🤖 AI Summary
This study addresses the systematic and country-heterogeneous misclassification bias inherent in computer-coded verbal autopsy (CCVA) algorithms when estimating cause-specific mortality fractions (CSMFs). To correct this, the authors propose a modular Bayesian calibration framework that leverages CHAMPS project data to construct country-specific misclassification matrices with quantified uncertainty, thereby adjusting CCVA outputs. This approach represents the first scalable and generalizable method for calibrating discrete classifiers in verbal autopsy analysis, accommodating multiple algorithms—including InSilicoVA, InterVA, and EAVA—and ensuring compatibility with the openVA ecosystem. Validation on real-world datasets from COMSA-Mozambique and CA CODE demonstrates substantial improvements in CSMF estimation accuracy, offering a robust tool for global health monitoring.
📝 Abstract
Accurate estimation of cause-specific mortality fractions (CSMFs), the percentage of deaths attributable to each cause in a population, is essential for global health monitoring. Challenge arises because computer-coded verbal autopsy (CCVA) algorithms, commonly used to estimate CSMFs, frequently misclassify the cause of death (COD). This misclassification is further complicated by structured patterns and substantial variation across countries. To address this, we introduce the R package 'vacalibration'. It implements a modular Bayesian framework to correct for the misclassification, thereby yielding more accurate CSMF estimates from verbal autopsy (VA) questionnaire data.

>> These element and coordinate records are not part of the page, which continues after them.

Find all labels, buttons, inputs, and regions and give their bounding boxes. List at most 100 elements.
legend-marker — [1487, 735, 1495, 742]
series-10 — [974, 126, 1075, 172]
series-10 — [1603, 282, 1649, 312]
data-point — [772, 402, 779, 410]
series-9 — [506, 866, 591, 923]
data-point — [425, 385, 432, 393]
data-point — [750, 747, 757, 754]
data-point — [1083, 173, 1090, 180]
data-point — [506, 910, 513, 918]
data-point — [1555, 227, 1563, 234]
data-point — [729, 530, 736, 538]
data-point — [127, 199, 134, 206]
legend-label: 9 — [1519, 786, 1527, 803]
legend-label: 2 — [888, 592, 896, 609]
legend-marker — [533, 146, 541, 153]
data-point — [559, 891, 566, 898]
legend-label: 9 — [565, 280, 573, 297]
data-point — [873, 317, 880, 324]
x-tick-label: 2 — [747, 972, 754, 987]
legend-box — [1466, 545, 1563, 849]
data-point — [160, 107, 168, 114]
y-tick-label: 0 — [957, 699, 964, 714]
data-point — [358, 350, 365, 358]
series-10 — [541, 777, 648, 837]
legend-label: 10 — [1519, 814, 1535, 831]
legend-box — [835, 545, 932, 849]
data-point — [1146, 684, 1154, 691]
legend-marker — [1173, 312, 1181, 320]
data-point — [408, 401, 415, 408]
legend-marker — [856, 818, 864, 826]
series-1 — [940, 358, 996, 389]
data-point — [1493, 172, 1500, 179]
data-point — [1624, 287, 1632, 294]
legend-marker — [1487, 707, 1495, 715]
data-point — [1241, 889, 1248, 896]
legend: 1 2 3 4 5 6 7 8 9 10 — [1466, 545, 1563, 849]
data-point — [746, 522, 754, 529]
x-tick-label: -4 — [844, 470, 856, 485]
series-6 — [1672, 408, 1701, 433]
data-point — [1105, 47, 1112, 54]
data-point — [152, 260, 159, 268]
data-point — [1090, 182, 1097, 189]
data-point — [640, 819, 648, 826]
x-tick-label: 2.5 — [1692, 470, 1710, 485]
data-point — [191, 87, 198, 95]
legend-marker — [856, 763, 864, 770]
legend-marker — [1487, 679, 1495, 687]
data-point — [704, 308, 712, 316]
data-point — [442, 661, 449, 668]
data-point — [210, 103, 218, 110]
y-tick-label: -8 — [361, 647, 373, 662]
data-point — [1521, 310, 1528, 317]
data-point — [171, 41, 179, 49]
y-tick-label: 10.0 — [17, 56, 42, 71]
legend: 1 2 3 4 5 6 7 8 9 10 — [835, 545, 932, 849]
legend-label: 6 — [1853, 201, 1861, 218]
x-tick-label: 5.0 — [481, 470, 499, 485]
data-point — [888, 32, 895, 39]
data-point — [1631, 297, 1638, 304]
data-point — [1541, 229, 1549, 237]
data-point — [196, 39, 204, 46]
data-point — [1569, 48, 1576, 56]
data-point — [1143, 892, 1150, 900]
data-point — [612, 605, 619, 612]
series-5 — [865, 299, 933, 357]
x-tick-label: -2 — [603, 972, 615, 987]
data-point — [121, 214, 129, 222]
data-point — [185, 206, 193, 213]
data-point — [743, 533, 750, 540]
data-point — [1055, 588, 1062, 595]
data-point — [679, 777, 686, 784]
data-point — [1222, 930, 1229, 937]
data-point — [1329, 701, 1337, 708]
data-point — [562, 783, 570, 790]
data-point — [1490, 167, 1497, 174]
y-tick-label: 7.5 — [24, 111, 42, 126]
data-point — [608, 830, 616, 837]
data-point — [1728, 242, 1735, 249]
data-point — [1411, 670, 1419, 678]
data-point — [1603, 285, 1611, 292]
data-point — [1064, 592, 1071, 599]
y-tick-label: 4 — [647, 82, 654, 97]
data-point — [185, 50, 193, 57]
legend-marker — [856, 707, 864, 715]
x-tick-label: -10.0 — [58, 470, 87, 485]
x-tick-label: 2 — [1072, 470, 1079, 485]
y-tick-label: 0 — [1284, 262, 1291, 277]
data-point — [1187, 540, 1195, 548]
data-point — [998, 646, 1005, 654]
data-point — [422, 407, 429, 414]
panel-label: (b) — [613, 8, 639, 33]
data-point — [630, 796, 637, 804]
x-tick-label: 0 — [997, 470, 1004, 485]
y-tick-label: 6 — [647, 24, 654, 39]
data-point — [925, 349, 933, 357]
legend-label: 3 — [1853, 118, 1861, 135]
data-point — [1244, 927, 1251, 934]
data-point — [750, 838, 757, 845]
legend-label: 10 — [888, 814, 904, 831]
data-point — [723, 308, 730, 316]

The package utilizes uncertainty-quantified CCVA misclassification matrix estimates derived from data collected in the CHAMPS project and available on the 'CCVA-Misclassification-Matrices' GitHub repository. Currently, these matrices cover three CCVA algorithms (EAVA, InSilicoVA, and InterVA) and two age groups (neonates aged 0-27 days, and children aged 1-59 months) across countries (specific estimates for Bangladesh, Ethiopia, Kenya, Mali, Mozambique, Sierra Leone, and South Africa, and a combined estimate for all other countries), enabling global calibration. The 'vacalibration' package also supports ensemble calibration when multiple algorithms are available.
Implemented using the 'RStan', the package offers rapid computation, uncertainty quantification, and seamless compatibility with openVA, a leading COD analysis software ecosystem. We demonstrate the package's flexibility with two real-world applications in COMSA-Mozambique and CA CODE. The package and its foundational methodology applies more broadly and can calibrate any discrete classifier or their ensemble.